17ª Jornada Mundial de la Vida Consagrada 2013

La vida consagrada en el Año de la fe

2 de febrero de 2013


Temas: vida consagrada.

Publicado: BOA 2013, 10.


Queridos hermanos consagrados y consagradas:

En la Fiesta de la Presentación del Señor celebramos, desde 1997, la Jornada Mundial de la Vida Consagrada . El lema de este año está tomado de la Carta Apostólica Porta fidei, 15 del papa Benedicto XVI : “Signo vivo de la presencia de Cristo resucitado en el mundo”. Cada uno de los cristianos estamos llamados a ser signo vivo y testimonio creíble del Señor para suscitar en el corazón y en la mente de muchos el deseo de Dios y de la vida eterna. De los consagrados se espera particularmente este testimonio significativo.

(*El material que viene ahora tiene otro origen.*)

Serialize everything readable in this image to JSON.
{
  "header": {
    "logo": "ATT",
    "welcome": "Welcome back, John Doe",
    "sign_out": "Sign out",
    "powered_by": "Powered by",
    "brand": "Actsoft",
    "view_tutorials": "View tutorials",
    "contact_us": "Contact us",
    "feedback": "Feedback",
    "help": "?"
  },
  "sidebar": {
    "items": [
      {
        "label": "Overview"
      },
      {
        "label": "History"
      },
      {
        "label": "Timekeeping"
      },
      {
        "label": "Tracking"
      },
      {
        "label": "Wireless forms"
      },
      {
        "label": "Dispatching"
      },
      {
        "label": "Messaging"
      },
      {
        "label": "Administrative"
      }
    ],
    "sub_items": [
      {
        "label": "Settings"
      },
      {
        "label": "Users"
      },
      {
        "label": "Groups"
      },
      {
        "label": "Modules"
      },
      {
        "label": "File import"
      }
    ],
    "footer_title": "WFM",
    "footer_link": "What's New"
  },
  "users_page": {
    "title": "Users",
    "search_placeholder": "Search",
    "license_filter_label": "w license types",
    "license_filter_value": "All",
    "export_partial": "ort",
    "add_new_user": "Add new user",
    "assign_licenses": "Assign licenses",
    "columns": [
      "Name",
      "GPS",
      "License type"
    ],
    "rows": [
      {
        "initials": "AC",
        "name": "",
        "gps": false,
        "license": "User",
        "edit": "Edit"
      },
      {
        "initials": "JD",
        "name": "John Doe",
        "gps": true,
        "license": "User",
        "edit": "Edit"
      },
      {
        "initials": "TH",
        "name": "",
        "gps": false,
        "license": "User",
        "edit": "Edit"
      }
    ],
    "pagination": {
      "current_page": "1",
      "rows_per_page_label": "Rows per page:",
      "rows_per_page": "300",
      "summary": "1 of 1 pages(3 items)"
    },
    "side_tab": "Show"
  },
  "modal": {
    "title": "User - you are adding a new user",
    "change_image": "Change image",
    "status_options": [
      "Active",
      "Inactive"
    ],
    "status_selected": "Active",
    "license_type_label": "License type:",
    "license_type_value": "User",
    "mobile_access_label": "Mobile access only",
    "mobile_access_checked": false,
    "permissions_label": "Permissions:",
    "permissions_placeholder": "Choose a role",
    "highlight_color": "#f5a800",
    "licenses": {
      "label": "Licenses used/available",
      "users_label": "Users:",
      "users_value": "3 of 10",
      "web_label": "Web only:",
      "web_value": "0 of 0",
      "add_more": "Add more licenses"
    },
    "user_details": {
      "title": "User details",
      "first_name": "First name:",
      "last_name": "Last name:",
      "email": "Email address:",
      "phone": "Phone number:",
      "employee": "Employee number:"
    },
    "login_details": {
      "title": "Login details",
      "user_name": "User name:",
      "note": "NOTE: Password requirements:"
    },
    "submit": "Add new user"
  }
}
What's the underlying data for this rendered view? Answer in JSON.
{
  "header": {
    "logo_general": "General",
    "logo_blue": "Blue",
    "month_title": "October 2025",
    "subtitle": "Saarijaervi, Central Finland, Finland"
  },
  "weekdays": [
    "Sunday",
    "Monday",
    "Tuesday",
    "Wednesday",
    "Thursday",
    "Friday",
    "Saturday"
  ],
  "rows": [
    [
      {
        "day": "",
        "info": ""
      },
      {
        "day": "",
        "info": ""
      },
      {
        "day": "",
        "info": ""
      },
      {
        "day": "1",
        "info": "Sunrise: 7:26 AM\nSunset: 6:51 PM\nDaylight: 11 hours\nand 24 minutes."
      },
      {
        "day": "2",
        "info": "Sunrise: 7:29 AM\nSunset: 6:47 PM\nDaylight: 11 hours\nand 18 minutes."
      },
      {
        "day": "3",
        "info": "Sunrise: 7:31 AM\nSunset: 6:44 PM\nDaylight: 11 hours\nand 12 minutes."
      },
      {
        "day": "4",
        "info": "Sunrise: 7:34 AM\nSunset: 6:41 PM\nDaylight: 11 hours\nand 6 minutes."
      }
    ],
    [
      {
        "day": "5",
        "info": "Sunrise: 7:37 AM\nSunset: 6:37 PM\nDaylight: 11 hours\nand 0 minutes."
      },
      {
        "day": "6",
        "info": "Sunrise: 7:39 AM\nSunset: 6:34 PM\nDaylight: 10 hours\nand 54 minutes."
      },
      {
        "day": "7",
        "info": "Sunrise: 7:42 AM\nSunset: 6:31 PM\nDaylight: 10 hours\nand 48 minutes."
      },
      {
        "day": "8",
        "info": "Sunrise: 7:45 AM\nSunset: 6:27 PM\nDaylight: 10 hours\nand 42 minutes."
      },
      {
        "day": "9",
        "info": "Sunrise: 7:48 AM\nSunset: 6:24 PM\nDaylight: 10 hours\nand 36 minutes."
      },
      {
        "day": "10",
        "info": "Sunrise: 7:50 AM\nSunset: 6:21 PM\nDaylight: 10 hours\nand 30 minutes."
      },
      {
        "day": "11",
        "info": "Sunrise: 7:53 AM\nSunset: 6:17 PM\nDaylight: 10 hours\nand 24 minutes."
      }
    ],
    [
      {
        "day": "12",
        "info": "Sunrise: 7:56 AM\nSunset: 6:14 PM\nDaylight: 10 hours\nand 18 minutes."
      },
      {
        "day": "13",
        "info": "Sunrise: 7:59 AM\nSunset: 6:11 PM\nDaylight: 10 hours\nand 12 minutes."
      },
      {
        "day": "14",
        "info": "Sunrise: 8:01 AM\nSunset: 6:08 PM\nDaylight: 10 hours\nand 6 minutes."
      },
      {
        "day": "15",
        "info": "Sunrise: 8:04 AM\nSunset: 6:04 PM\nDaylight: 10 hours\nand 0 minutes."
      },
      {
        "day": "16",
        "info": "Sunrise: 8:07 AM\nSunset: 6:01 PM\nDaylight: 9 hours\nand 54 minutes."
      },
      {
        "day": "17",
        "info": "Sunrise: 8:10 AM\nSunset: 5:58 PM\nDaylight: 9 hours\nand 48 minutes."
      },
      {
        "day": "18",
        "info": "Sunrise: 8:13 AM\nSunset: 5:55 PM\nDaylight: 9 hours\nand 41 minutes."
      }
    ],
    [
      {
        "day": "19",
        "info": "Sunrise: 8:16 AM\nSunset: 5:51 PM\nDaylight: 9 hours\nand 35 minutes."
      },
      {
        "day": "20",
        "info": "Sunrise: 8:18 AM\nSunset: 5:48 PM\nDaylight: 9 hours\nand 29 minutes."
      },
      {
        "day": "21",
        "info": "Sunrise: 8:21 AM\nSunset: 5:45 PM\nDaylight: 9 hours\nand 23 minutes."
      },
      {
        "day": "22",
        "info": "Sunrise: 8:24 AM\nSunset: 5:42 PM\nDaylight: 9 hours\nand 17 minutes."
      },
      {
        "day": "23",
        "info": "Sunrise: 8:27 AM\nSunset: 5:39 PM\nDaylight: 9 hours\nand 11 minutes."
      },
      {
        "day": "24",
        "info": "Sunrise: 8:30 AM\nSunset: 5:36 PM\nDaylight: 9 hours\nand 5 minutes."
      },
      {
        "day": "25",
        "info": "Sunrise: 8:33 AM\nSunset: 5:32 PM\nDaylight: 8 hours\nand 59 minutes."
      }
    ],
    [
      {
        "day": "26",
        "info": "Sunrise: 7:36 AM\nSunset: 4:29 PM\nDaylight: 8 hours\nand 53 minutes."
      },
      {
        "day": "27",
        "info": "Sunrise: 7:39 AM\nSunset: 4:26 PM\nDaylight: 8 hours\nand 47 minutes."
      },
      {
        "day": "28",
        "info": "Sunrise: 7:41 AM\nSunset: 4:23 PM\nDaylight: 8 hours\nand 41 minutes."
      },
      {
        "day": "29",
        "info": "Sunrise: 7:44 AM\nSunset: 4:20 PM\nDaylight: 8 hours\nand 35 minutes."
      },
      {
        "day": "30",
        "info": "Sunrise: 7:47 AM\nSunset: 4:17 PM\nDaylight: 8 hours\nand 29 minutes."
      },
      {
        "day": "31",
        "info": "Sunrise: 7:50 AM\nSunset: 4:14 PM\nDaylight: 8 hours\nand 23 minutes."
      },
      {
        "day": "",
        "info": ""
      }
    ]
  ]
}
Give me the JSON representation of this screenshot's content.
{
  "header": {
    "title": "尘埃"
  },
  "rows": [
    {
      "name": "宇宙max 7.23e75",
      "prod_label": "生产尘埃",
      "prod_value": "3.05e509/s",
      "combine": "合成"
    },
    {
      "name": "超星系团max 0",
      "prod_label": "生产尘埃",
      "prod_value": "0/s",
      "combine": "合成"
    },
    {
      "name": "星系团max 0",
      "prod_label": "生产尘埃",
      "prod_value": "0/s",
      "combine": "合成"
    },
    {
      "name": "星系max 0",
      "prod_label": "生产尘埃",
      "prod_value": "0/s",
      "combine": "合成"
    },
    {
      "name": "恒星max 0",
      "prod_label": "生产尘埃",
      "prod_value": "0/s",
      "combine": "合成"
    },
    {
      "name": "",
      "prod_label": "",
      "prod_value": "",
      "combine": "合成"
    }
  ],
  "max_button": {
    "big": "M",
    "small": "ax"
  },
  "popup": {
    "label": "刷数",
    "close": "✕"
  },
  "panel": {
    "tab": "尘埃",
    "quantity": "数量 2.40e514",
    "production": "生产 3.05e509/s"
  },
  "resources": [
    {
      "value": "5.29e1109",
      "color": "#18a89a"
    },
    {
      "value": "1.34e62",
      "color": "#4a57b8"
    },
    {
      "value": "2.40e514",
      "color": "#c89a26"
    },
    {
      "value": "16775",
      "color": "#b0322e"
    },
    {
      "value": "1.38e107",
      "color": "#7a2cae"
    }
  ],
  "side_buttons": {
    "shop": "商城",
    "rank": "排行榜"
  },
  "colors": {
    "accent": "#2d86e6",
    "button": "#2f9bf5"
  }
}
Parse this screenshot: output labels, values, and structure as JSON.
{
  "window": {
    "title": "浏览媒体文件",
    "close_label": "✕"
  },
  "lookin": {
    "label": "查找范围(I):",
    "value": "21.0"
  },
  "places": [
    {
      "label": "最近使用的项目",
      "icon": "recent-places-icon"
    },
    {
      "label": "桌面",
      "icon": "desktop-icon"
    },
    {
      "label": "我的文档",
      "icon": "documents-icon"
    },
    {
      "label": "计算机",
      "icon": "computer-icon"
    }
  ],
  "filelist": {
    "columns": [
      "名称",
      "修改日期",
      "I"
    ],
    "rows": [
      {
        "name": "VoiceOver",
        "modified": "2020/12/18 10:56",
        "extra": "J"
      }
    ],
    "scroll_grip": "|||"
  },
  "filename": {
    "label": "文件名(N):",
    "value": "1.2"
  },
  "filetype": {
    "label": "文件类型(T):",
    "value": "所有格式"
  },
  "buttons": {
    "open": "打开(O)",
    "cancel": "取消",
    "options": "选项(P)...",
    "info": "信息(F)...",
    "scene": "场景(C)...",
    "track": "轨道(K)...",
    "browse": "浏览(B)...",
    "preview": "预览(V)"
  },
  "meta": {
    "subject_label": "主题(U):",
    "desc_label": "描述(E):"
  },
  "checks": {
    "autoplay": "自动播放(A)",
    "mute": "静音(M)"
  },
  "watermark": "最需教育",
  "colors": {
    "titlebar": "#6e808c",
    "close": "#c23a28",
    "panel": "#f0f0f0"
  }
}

Jesús es presentado en el templo de Jerusalén por María y José; y también Jesús se presenta a sí mismo ante el Padre: “Aquí estoy para hacer tu voluntad”. Es propiedad singular de Dios por ser el Hijo primogénito hecho hombre; es el Mesías prometido por Dios y esperado de Israel y, en realidad, de toda la humanidad. Nosotros, elegidos por Jesucristo, a quien hemos elegido como nuestra herencia, deseamos ser posesión suya. Al Señor pertenecemos, y con todo el corazón y la vida entera nos restituimos confiadamente a Él.

Iluminados por el resplandor del que es la luz de las naciones, podemos ser luz del mundo. El encuentro con Jesucristo alumbra nuestros pasos y pone en nuestras manos la antorcha para iluminar, dar sentido a la vida, mantener en alto la esperanza que no se amortiza en las etapas históricas porque tiende a la vida eterna. Estamos llamados, en nuestro mundo con sus crisis e incertidumbres, con sus frustraciones y sufrimientos, a ser testigos de la esperanza que no defrauda, porque su fuente está en Dios.

El lema de la Jornada de este año es largo, pero muy rico en contenido; merece la pena que nos detengamos detalladamente en cada una de sus perspectivas. La vida consagrada es un signo vivo. ¿Qué significa que seáis signo vivo? ¿Qué es un signo vivo? Signo vivo es signo elocuente, signo-persona, signo que remite con claridad, más allá de sí mismo, a la realidad significada. El signo vivo no es un enigma ni un jeroglífico indescifrable. Es algo visible y audible por quienes lo ven y lo oyen, sin necesidad de hacer grandes cavilaciones. Al ser contemplado, hace señas hacia la realidad escondida. En el signo está presente y es perceptible la realidad significada, ya que existe una conexión vital entre signo y significado. El signo pertenece a nuestro mundo, y en él se transparenta en cierta medida la realidad significada. El signo llama la atención, señala, conecta, orienta la mirada más allá de lo inmediatamente perceptible.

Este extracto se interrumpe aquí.